Selected 5 random images for analysis

Next, we’ll load the BLIP-2 model, along with the data associated with it. The follwing code block might take a few minutes to finish loading.

# Load BLIP-2 model
model_name = "Salesforce/blip2-opt-2.7b"

processor = Blip2Processor.from_pretrained(model_name)
model = Blip2ForConditionalGeneration.from_pretrained(
    model_name,
    torch_dtype=torch.float16,
    device_map="auto"
)

print("BLIP-2 model loaded")

def generate_image_summary(image_url):
    """
    Takes an image URL and generates a sentence describing it.
    """
    try:
        # Handle multiple URLs separated by semicolons - take the first one
        if ';' in image_url:
            image_url = image_url.split(';')[0].strip()

        # Download the image
        response = requests.get(image_url, timeout=10)
        image = Image.open(BytesIO(response.content)).convert('RGB')

        # Generate description using BLIP-2
        prompt = "a photo of"

        # Process inputs - DON'T convert everything to float16
        inputs = processor(image, prompt, return_tensors="pt").to(model.device)

        # Generate with proper settings
        outputs = model.generate(
            **inputs,
            max_new_tokens=50,
            num_beams=5
        )

        summary = processor.decode(outputs[0], skip_special_tokens=True).strip()

        return image, summary

    except Exception as e:
        print(f"Error processing image: {str(e)}")
        return None, f"Error: {str(e)}"

# Display Results Summary with Images

# Display all results
fig, axes = plt.subplots(5, 2, figsize=(14, 18), gridspec_kw={'width_ratios': [2, 3]})

for idx, row in sample_data.iterrows():
    url = row['WaterSourcePhotoUrls']
    water_type = row['WaterSourceType']

    print(f"Processing image {idx+1}/5...")

    # Get the image and summary
    image, summary = generate_image_summary(url)

    if image is not None:
        # Left column: Display the image
        axes[idx, 0].imshow(image)
        axes[idx, 0].axis('off')
        axes[idx, 0].set_title(f"Image {idx+1}", fontsize=12, fontweight='bold')

        # Right column: Display the captions as text
        axes[idx, 1].axis('off')

        # Create caption text
        caption_text = f"GLOBE Annotation:\n{water_type}\n\n"
        caption_text += f"AI Description:\n{summary}"

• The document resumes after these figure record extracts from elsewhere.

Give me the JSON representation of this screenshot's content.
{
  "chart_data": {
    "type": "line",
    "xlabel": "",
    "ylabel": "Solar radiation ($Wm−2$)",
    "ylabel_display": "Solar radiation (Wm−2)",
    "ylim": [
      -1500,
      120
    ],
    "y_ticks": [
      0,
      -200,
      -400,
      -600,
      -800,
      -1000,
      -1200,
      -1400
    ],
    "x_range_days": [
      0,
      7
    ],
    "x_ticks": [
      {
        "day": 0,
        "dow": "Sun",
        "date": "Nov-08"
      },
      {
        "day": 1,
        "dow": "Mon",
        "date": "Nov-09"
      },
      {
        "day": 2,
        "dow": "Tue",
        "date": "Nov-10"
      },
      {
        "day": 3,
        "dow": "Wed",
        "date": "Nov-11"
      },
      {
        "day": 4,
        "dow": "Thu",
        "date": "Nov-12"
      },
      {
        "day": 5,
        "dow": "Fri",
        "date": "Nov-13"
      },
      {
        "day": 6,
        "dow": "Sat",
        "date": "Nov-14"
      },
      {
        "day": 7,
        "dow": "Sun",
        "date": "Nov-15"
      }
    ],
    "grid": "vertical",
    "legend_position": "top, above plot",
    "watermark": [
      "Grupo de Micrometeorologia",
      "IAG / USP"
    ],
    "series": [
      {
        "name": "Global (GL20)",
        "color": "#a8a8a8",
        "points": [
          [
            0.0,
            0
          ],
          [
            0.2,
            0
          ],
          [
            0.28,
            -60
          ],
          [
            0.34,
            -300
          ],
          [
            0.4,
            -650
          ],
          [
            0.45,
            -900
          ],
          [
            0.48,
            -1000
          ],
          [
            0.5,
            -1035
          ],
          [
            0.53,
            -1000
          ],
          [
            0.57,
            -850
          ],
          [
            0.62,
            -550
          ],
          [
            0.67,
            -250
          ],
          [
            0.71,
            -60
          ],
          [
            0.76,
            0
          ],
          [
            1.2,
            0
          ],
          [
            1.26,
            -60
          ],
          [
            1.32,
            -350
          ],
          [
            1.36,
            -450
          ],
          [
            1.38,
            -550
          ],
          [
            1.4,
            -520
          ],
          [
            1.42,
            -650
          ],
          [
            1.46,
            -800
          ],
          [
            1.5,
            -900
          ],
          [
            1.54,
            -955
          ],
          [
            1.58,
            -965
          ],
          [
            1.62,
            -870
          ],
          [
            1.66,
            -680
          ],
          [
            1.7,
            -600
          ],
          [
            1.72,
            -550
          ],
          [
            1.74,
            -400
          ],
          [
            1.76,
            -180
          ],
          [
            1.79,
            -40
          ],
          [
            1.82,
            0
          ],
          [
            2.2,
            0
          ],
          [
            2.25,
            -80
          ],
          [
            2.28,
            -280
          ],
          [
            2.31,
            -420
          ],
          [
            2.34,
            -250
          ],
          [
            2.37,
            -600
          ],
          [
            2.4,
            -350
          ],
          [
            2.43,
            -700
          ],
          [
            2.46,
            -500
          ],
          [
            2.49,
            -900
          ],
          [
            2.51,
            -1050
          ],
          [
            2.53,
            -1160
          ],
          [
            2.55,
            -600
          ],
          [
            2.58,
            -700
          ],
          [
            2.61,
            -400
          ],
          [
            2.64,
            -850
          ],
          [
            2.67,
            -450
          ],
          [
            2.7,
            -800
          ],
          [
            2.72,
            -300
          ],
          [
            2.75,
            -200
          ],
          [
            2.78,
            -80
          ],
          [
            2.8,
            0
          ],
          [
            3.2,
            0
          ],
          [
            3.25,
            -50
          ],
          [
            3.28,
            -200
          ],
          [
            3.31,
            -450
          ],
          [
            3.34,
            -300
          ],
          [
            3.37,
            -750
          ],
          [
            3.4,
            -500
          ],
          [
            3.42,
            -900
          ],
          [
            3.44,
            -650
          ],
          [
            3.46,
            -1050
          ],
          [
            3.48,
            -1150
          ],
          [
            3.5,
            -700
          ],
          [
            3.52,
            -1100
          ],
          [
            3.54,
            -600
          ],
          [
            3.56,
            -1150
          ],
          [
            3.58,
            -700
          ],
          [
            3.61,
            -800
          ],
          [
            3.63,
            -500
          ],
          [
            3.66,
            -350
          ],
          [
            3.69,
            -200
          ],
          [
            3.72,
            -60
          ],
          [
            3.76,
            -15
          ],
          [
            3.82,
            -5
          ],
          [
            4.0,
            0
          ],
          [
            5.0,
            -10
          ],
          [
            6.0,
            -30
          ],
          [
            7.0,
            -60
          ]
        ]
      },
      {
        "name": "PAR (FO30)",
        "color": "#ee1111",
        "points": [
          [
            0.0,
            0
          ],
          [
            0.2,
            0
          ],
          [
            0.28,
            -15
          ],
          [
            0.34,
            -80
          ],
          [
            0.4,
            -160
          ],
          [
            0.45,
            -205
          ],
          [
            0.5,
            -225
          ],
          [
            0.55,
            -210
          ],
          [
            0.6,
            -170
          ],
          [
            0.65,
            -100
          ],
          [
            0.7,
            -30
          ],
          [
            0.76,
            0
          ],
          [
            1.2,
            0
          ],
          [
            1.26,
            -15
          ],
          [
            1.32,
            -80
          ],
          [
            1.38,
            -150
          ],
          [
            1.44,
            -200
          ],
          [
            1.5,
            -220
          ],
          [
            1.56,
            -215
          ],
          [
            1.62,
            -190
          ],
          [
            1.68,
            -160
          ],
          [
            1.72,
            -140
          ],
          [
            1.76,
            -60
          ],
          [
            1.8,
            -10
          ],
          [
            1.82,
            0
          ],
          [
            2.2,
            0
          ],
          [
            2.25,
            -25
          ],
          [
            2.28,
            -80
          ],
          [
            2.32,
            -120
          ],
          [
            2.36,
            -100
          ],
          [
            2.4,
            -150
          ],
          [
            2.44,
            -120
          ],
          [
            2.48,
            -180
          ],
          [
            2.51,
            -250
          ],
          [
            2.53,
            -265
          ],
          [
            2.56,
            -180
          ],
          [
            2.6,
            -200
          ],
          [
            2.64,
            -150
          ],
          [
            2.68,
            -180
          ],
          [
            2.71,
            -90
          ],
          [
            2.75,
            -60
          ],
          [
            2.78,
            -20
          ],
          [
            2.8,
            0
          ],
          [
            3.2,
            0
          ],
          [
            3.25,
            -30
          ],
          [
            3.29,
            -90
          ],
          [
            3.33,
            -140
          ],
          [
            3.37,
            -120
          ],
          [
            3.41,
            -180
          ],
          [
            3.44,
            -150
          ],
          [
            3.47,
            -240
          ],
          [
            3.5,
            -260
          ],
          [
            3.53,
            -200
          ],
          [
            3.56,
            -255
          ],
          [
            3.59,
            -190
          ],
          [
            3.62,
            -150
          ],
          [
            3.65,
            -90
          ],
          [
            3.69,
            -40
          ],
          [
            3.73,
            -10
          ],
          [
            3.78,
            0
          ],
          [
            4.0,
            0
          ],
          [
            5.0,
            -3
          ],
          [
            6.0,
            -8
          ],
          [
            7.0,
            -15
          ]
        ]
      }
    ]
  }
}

        axes[idx, 1].text(0.05, 0.5, caption_text,
                         fontsize=10,
                         verticalalignment='center',
                         wrap=True,
                         bbox=dict(boxstyle='round', facecolor='lightblue', alpha=0.3))
    else:
        # Handle error case
        axes[idx, 0].text(0.5, 0.5, "Image could not be loaded",
                         ha='center', va='center')
        axes[idx, 0].axis('off')
        axes[idx, 1].text(0.5, 0.5, summary,
                         ha='center', va='center', wrap=True, color='red')
        axes[idx, 1].axis('off')

plt.suptitle('Mosquito Habitat Analysis: GLOBE vs AI Descriptions',
             fontsize=14, fontweight='bold', y=0.995)
plt.tight_layout()
plt.savefig('mosquito_results_summary.png', dpi=150, bbox_inches='tight')
plt.show()

Processing image 1/5...
Processing image 2/5...
Processing image 3/5...
Processing image 4/5...
Processing image 5/5...

../../_images/83a06b6d602127b0c188ce7f9919d020e1ededf0ccf9c1d033169c7f29f3db96.png

We can see that the generated descriptions are generally accurate to the image, though some elements may be mis-identified like the fire hydrant or trash can. This workflow can be very useful for processing many images at once and seeing what features repeatedly show up by searching for key terms in the descriptions.

We used BLIP-2 for this example because it is faster and more light-weight than other models. There are many more vision-language models that can be applied to find patterns in participatory science images.